The old-school fight crowd was aghast at the way Clay let his hands dangle by his sides when he fought, while they were almost mortified at the way he pulled back from punches, not slipping inside an incoming blow the way it should be done.
Clay had extremely fast hands and feet, yet another concern was, was he big enough to become a force at heavyweight? He was far too skinny and too defensively lapse and guilty of other bad habits to ever be capable of beating reigning heavyweight king Sonny Liston, that much everyone knew (or thought they did).
And on the night of March 13, 1963, the Clay critics had a smug look on their faces after the 21-year-old walked out of a packed Madison Square Garden. Clay, showered with boos (some reports say the angry fans booed Clay’s win for around 20 minutes) had come desperately close to losing his unbeaten record.
Clay met the skilled and experienced Doug Jones, and while Jones was no big heavyweight himself, he was coming off a fine win over Zora Folley and he was highly placed in the world ratings.
Clay predicted a six-round win, before changing his mind and telling everyone Doug would “fall in four.” Clay never came close to putting Jones away in either round.

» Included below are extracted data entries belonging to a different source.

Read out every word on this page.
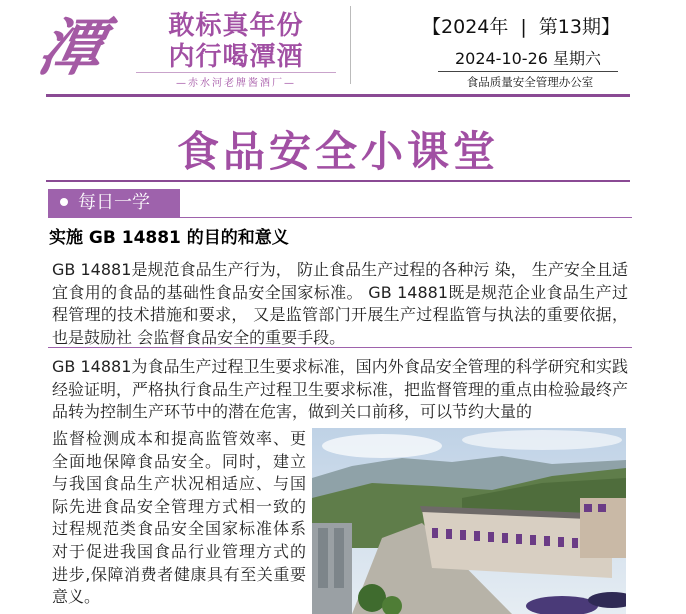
潭	敢标真年份
内行喝潭酒
—赤水河老牌酱酒厂—
【2024年 | 第13期】
2024-10-26 星期六
食品质量安全管理办公室
食品安全小课堂
每日一学
实施 GB 14881 的目的和意义
GB 14881是规范食品生产行为， 防止食品生产过程的各种污 染， 生产安全且适宜食用的食品的基础性食品安全国家标准。 GB 14881既是规范企业食品生产过程管理的技术措施和要求， 又是监管部门开展生产过程监管与执法的重要依据， 也是鼓励社 会监督食品安全的重要手段。
GB 14881为食品生产过程卫生要求标准，国内外食品安全管理的科学研究和实践经验证明，严格执行食品生产过程卫生要求标准，把监督管理的重点由检验最终产品转为控制生产环节中的潜在危害，做到关口前移，可以节约大量的
监督检测成本和提高监管效率、更全面地保障食品安全。同时，建立与我国食品生产状况相适应、与国际先进食品安全管理方式相一致的过程规范类食品安全国家标准体系对于促进我国食品行业管理方式的进步,保障消费者健康具有至关重要意义。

Instead, the young braggart had to fight the fight of his life. Hurt more than once during the exciting ten-round bout, Clay was timed by Jones and his habit of pulling back from a punch proved almost disastrous. Clay’s chin was tested, as was his stamina and his fighting heart.

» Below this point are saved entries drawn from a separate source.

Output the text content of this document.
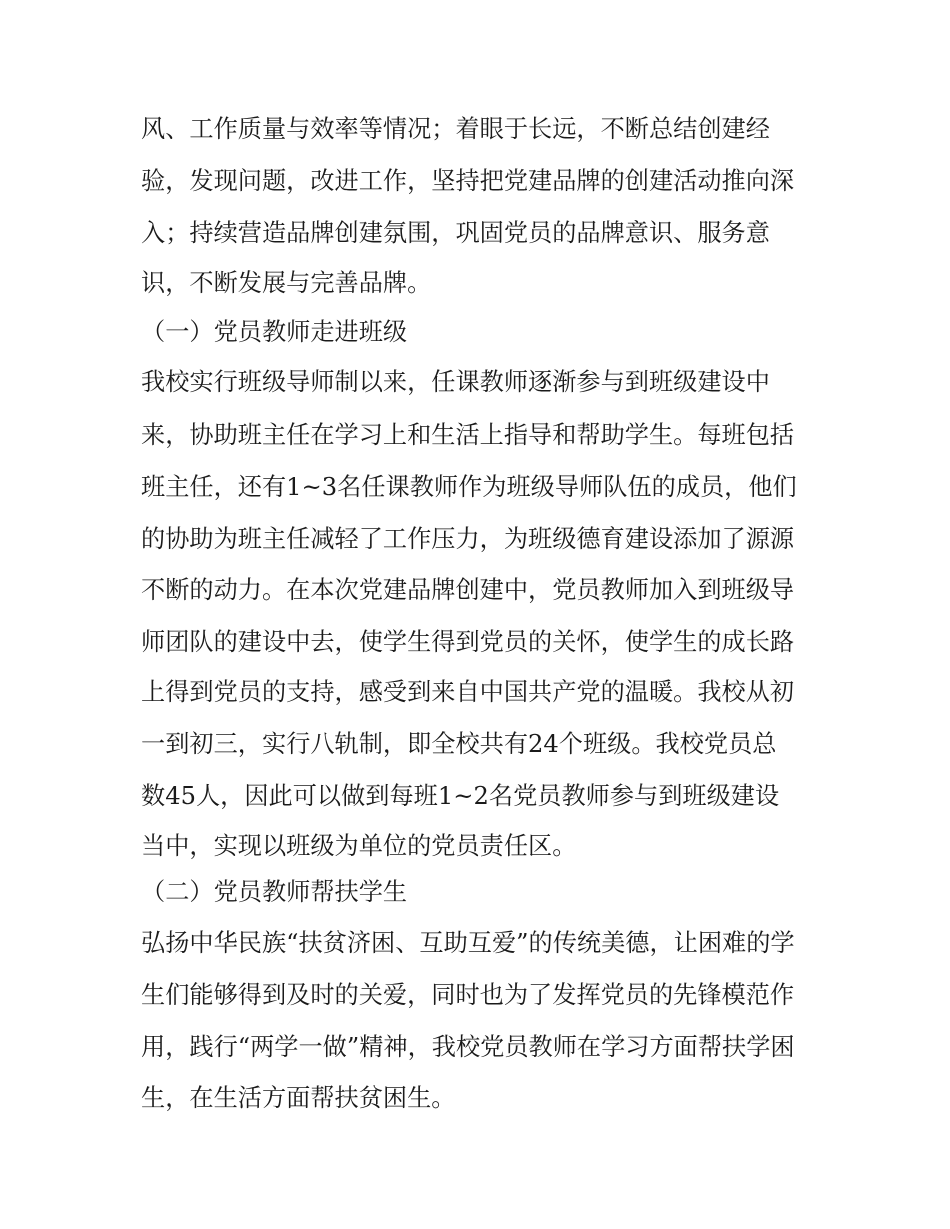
风、工作质量与效率等情况；着眼于长远，不断总结创建经
验，发现问题，改进工作，坚持把党建品牌的创建活动推向深
入；持续营造品牌创建氛围，巩固党员的品牌意识、服务意
识，不断发展与完善品牌。
（一）党员教师走进班级
我校实行班级导师制以来，任课教师逐渐参与到班级建设中
来，协助班主任在学习上和生活上指导和帮助学生。每班包括
班主任，还有1~3名任课教师作为班级导师队伍的成员，他们
的协助为班主任减轻了工作压力，为班级德育建设添加了源源
不断的动力。在本次党建品牌创建中，党员教师加入到班级导
师团队的建设中去，使学生得到党员的关怀，使学生的成长路
上得到党员的支持，感受到来自中国共产党的温暖。我校从初
一到初三，实行八轨制，即全校共有24个班级。我校党员总
数45人，因此可以做到每班1~2名党员教师参与到班级建设
当中，实现以班级为单位的党员责任区。
（二）党员教师帮扶学生
弘扬中华民族“扶贫济困、互助互爱”的传统美德，让困难的学
生们能够得到及时的关爱，同时也为了发挥党员的先锋模范作
用，践行“两学一做”精神，我校党员教师在学习方面帮扶学困
生，在生活方面帮扶贫困生。
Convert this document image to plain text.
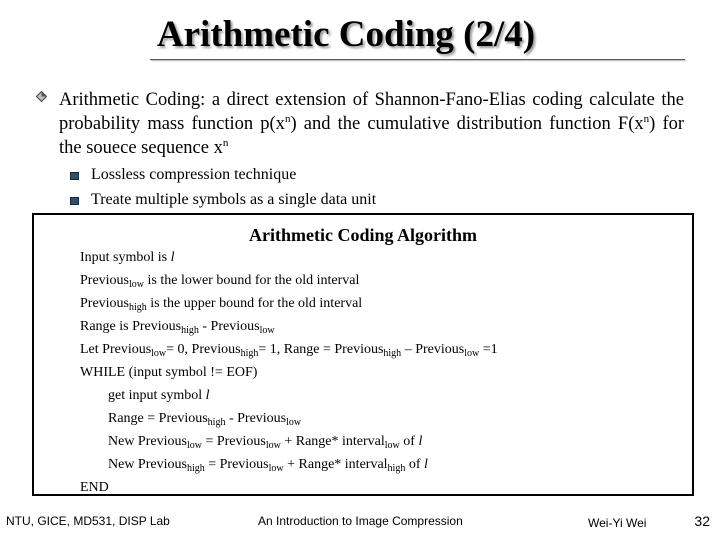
Arithmetic Coding (2/4)
Arithmetic Coding: a direct extension of Shannon-Fano-Elias coding calculate the probability mass function $p(x^n)$ and the cumulative distribution function $F(x^n)$ for the souece sequence $x^n$
Lossless compression technique
Treate multiple symbols as a single data unit
Arithmetic Coding Algorithm
Input symbol is l
Previous$_{low}$ is the lower bound for the old interval
Previous$_{high}$ is the upper bound for the old interval
Range is Previous$_{high}$ - Previous$_{low}$
Let Previous$_{low}$= 0, Previous$_{high}$= 1, Range = Previous$_{high}$ – Previous$_{low}$ =1
WHILE (input symbol != EOF)
get input symbol l
Range = Previous$_{high}$ - Previous$_{low}$
New Previous$_{low}$ = Previous$_{low}$ + Range* interval$_{low}$ of l
New Previous$_{high}$ = Previous$_{low}$ + Range* interval$_{high}$ of l
END
NTU, GICE, MD531, DISP Lab	An Introduction to Image Compression	Wei-Yi Wei	32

Clay passed the test, yet most of the fans, driven on by their dislike for the big mouth, felt Jones deserved the win. When the decision was announced in Clay’s favor the place went nuts.
And some fans threw peanuts into the ring, along with beer cups and other debris. Clay raised his arms and drank in the dislike, the hatred. At one point, the cocksure fighter picked up one of the peanuts that had been slung in his direction and ate it.
As for Clay’s prediction of a six-round win, which was soon changed to a four-round win, Clay has the nerve to say that as six and four make ten, his prediction was in fact correct! Jones, though, knew he had given the emerging star a helluva tough time of things.
The strong belief that Clay would be all but murdered by Liston, that he would not last a round, was now even stronger. What would happen, the thinking went, if, or when, Liston hit Clay the way Jones had?
As for Sonny himself, he stated, only half-jokingly, that if he was ever matched with the kid who had just gone life and death with Jones, he himself would be “locked up for murder.” No wonder, when we look back all these years later, Liston barely trained for the 1964 defence he would make against Clay.
But the young man from Kentucky learned a lot about himself in the Jones fight, and in his next fight, against British left-hooker Henry Cooper, Clay showed he could get back up from a heavy knockdown after a mighty shot to the jaw had sent him tumbling.
None of this convinced anyone Clay had a shot in hell against Liston, but the fighter himself knew. And believed. And, quite amazingly, Clay went on to defeat Liston with far less trouble than he had encountered in his wins over Jones and Cooper. No wonder Clay’s upset win over Liston really did “shake up the world!”